Weaver and Mathews of the Journal report that Bill Miller Bar-B-Q, an excellent fast-food chain in San Antonio, will offer just such a skinny plan to avoid the strong penalty. The plan will cover preventive services, doctors’ visits and generic drugs, but not surgeries nor hospital stays, and cost less than $600 a year
This will do two things. One, it will make health insurance premiums skyrocket even more because of the lesser premiums being paid in to insurance companies. Two, it will greatly starve Obamacare of the funding mechanism it desperately needs which is the penalties collected from both employers and individuals. Kocher’s reaction to this development in that article is priceless. Worse yet, employers of over 50 people will not start paying any penalties until 2015.
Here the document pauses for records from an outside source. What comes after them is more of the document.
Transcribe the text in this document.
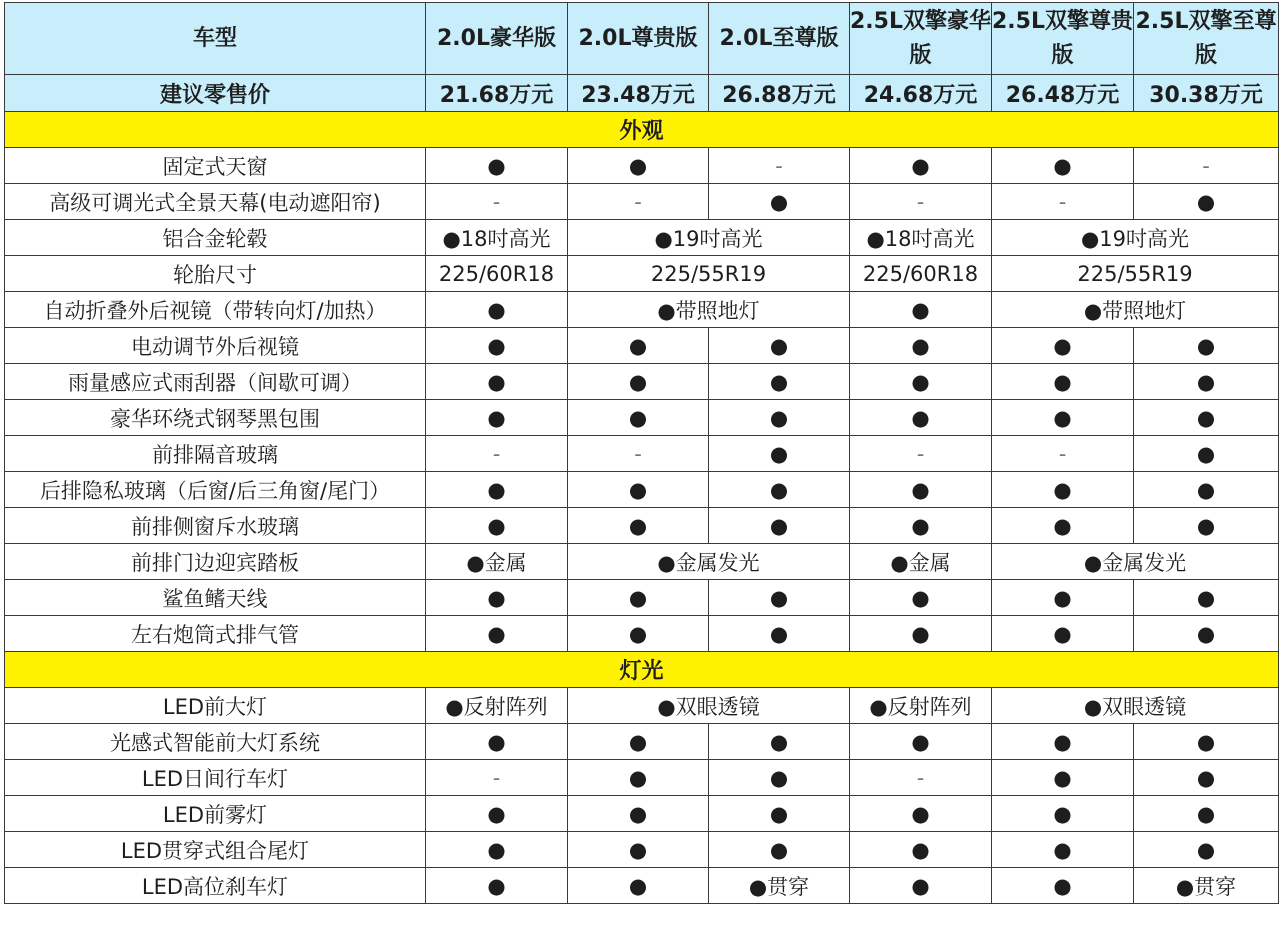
车型	2.0L豪华版	2.0L尊贵版	2.0L至尊版	2.5L双擎豪华版	2.5L双擎尊贵版	2.5L双擎至尊版
建议零售价	21.68万元	23.48万元	26.88万元	24.68万元	26.48万元	30.38万元
外观						
固定式天窗	●	●	-	●	●	-
高级可调光式全景天幕(电动遮阳帘)	-	-	●	-	-	●
铝合金轮毂	●18吋高光	●19吋高光		●18吋高光	●19吋高光	
轮胎尺寸	225/60R18	225/55R19		225/60R18	225/55R19	
自动折叠外后视镜（带转向灯/加热）	●	●带照地灯		●	●带照地灯	
电动调节外后视镜	●	●	●	●	●	●
雨量感应式雨刮器（间歇可调）	●	●	●	●	●	●
豪华环绕式钢琴黑包围	●	●	●	●	●	●
前排隔音玻璃	-	-	●	-	-	●
后排隐私玻璃（后窗/后三角窗/尾门）	●	●	●	●	●	●
前排侧窗斥水玻璃	●	●	●	●	●	●
前排门边迎宾踏板	●金属	●金属发光		●金属	●金属发光	
鲨鱼鳍天线	●	●	●	●	●	●
左右炮筒式排气管	●	●	●	●	●	●
灯光						
LED前大灯	●反射阵列	●双眼透镜		●反射阵列	●双眼透镜	
光感式智能前大灯系统	●	●	●	●	●	●
LED日间行车灯	-	●	●	-	●	●
LED前雾灯	●	●	●	●	●	●
LED贯穿式组合尾灯	●	●	●	●	●	●
LED高位刹车灯	●	●	●贯穿	●	●	●贯穿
Doctors Convert To Take Cash Only And Stop Accepting Health Insurance As A Form Of Payment For Service
This one is something that people are not talking about but is a health insurance company’s worst nightmare for a host of reasons. Doctors have to have a large number of people to handle insurance claims by themselves and accounts for a large portion of their overhead expense. It also has to scare big government politicians to death as well because it reduces dependency on the government and lowers prices for medical services. Take this example:
In April, Dr. Michael Ciampi stopped accepting all forms of insurance, including Medicare and Medicaid, and started charging for his services a la carte.
“We’re asking people to pay at the time of service just like you would pay at your garage or your lawyer or your plumber,” Dr. Michael Ciampi told the Bangor Daily News’ Jackie Farwell. ”Now, I work for patients. I don’t work for the government and I don’t work for insurance companies.”…
Since the switch, Ciampi says he has been able to slash his prices by half in some cases, just from his overhead savings alone. But he’s lost patients in droves, with several hundred of Ciampi’s 2,000 patients ditching him altogether.
Nashville, Tenn.-based Dr. Robert Tomsett had similar results after converting to a no-insurance model at his practice in 2011. Unfortunately, his staff paid the price.
“We did have to let some of the existing staff go as our patient count has dropped since initiating our transition to self-pay,” Tomsett wrote. “This is typical from accounts by others around the country that have converted their practices, some as much as a 75% drop in patient count.”
Six weeks into his no-insurance model, Tomsett saw only 75 patients and managed to break even.
“I am able to spend more time with each patient than any other time in my career,” he wrote.
Identity Theft/Fraud Risk in enrolling in the healthcare exchanges
The federal government is months behind in testing data security for the main pillar of Obamacare: allowing Americans to buy health insurance on state exchanges due to open by October 1
The missed deadlines have pushed the government’s decision on whether information technology security is up to snuff to exactly one day before that crucial date, the Department of Health and Human Services’ inspector general said in a report.
As a result, experts say, the exchanges might open with security flaws or, possibly but less likely, be delayed.
“They’ve removed their margin for error,” said Deven McGraw, director of the health privacy project at the non-profit Center for Democracy & Technology. “There is huge pressure to get (the exchanges) up and running on time, but if there is a security incident they are done. It would be a complete disaster from a PR viewpoint.”